Dolittle (ドリトル)
- Paradigm: multi-paradigm: Object-oriented
- Designed by: KANEMUNE Susumu (兼宗進)
- Developer: Osaka Electro-Communication University
- Stable release: 2.3 / September 2011

Influenced by
- LOGO

= Dolittle (programming language) =

Programming language

Dolittle (Japanese ドリトル doritoru) is a programming language developed at the Osaka Electro-Communication University. Unlike the majority of programming languages it uses keywords based on Japanese and is written in Japanese script. It is named after the character Dr. Dolittle. It is easier for learners whose native language is Japanese to make early progress in understanding programming.

==Features==
The language uses Japanese keywords, although Korean and English-based versions of the language also exist. The syntax is based on Japanese word order (Subject Object Verb), which is unnatural in English. The language is prototype-based and object-oriented.
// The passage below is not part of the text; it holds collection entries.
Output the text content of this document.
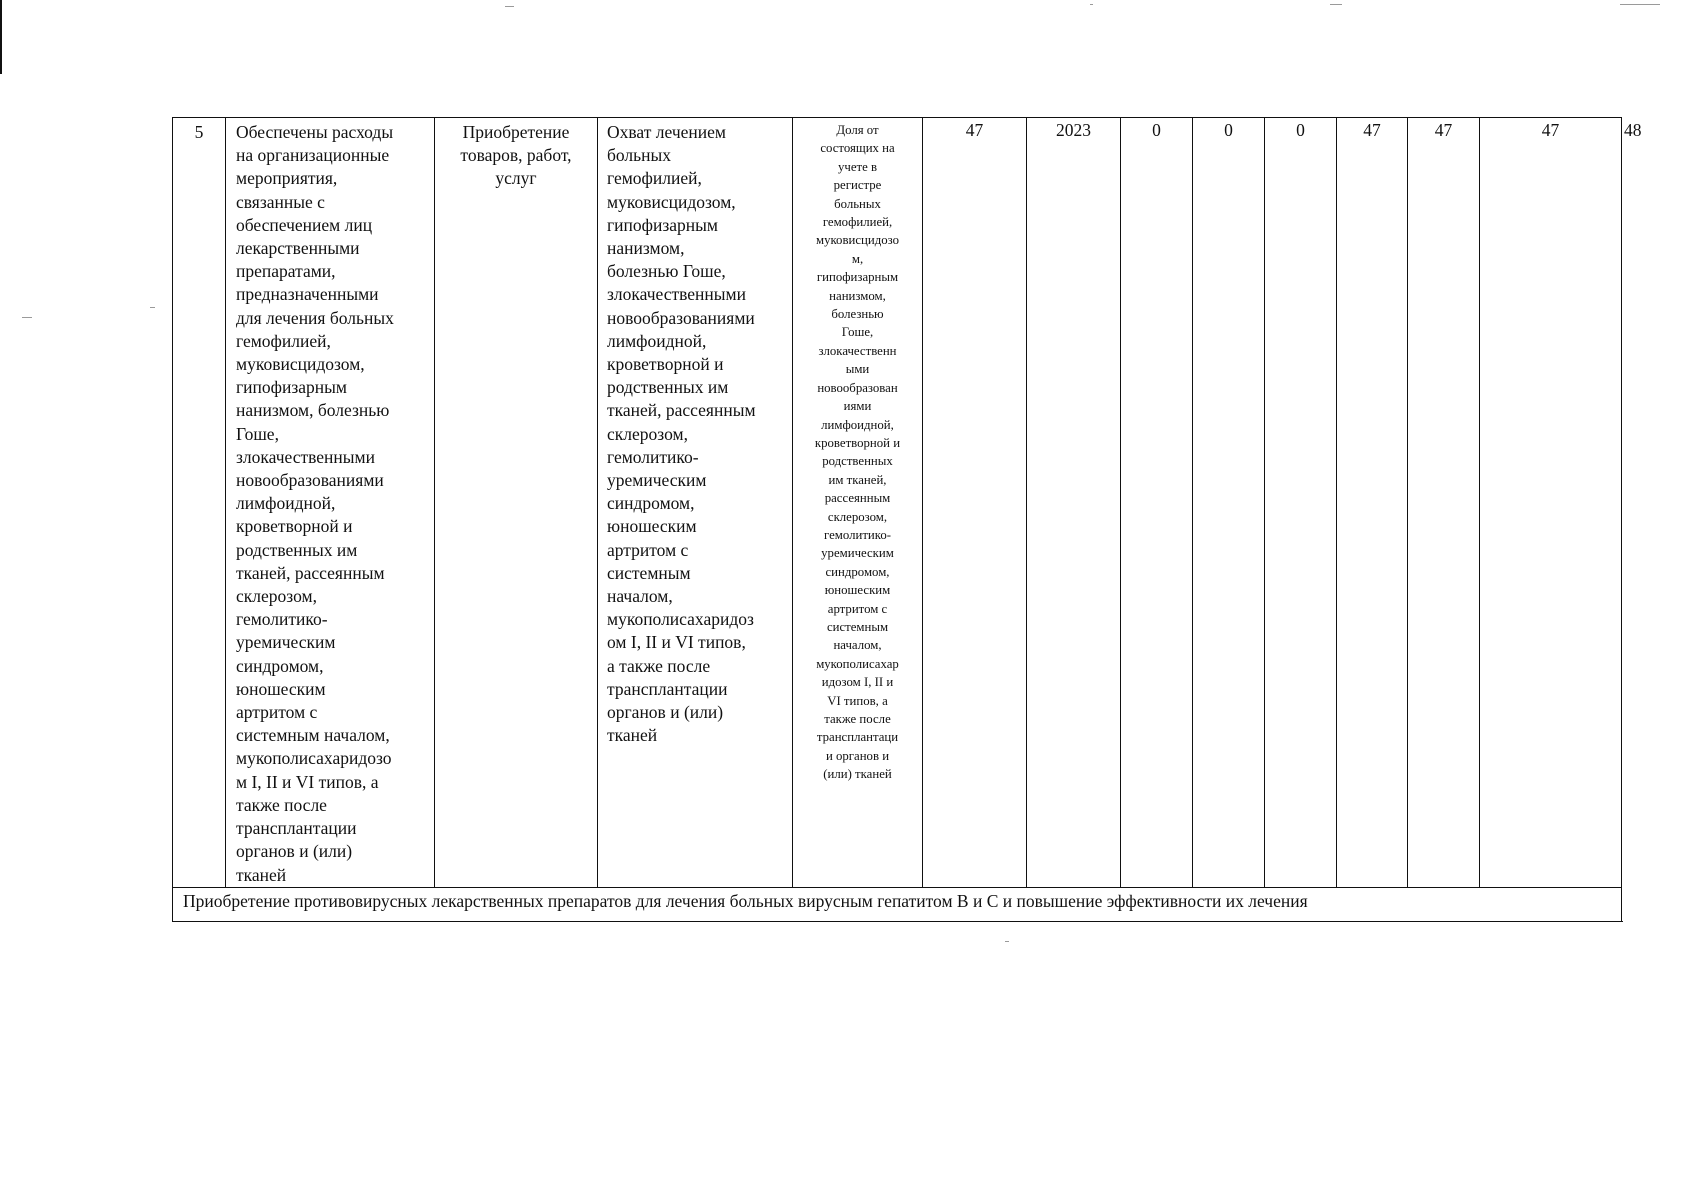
5	Обеспечены расходы
на организационные
мероприятия,
связанные с
обеспечением лиц
лекарственными
препаратами,
предназначенными
для лечения больных
гемофилией,
муковисцидозом,
гипофизарным
нанизмом, болезнью
Гоше,
злокачественными
новообразованиями
лимфоидной,
кроветворной и
родственных им
тканей, рассеянным
склерозом,
гемолитико-
уремическим
синдромом,
юношеским
артритом с
системным началом,
мукополисахаридозо
м I, II и VI типов, а
также после
трансплантации
органов и (или)
тканей	Приобретение товаров, работ, услуг	Охват лечением
больных
гемофилией,
муковисцидозом,
гипофизарным
нанизмом,
болезнью Гоше,
злокачественными
новообразованиями
лимфоидной,
кроветворной и
родственных им
тканей, рассеянным
склерозом,
гемолитико-
уремическим
синдромом,
юношеским
артритом с
системным
началом,
мукополисахаридоз
ом I, II и VI типов,
а также после
трансплантации
органов и (или)
тканей	Доля от
состоящих на
учете в
регистре
больных
гемофилией,
муковисцидозо
м,
гипофизарным
нанизмом,
болезнью
Гоше,
злокачественн
ыми
новообразован
иями
лимфоидной,
кроветворной и
родственных
им тканей,
рассеянным
склерозом,
гемолитико-
уремическим
синдромом,
юношеским
артритом с
системным
началом,
мукополисахар
идозом I, II и
VI типов, а
также после
трансплантаци
и органов и
(или) тканей	47	2023	0	0	0	47	47	47	48
Приобретение противовирусных лекарственных препаратов для лечения больных вирусным гепатитом B и C и повышение эффективности их лечения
The language has native facilities for Turtle graphics, including easy-to-use collision detection, and musical output using the Sakura library and notation to generate Midi. The language has been ported to Arduino for robotic systems.

The language is implemented in Java, and so runs on a range of systems. It is distributed for free, and in an online version.

==Example program==
This example creates two turtles and two buttons for controlling them.

かめ太＝タートル！作る。
カメ＝タートル！　作る。
時計＝タイマー！　作る　0.1秒　間隔　500回　回数。 時計！　「かめ太！　１０　歩く」　実行。
左＝ボタン！”左”作る。 左：動作＝「かめ太！　２０　左回り」。
右＝ボタン！”右”作る。 右：動作＝「かめ太！　１０　右回り」。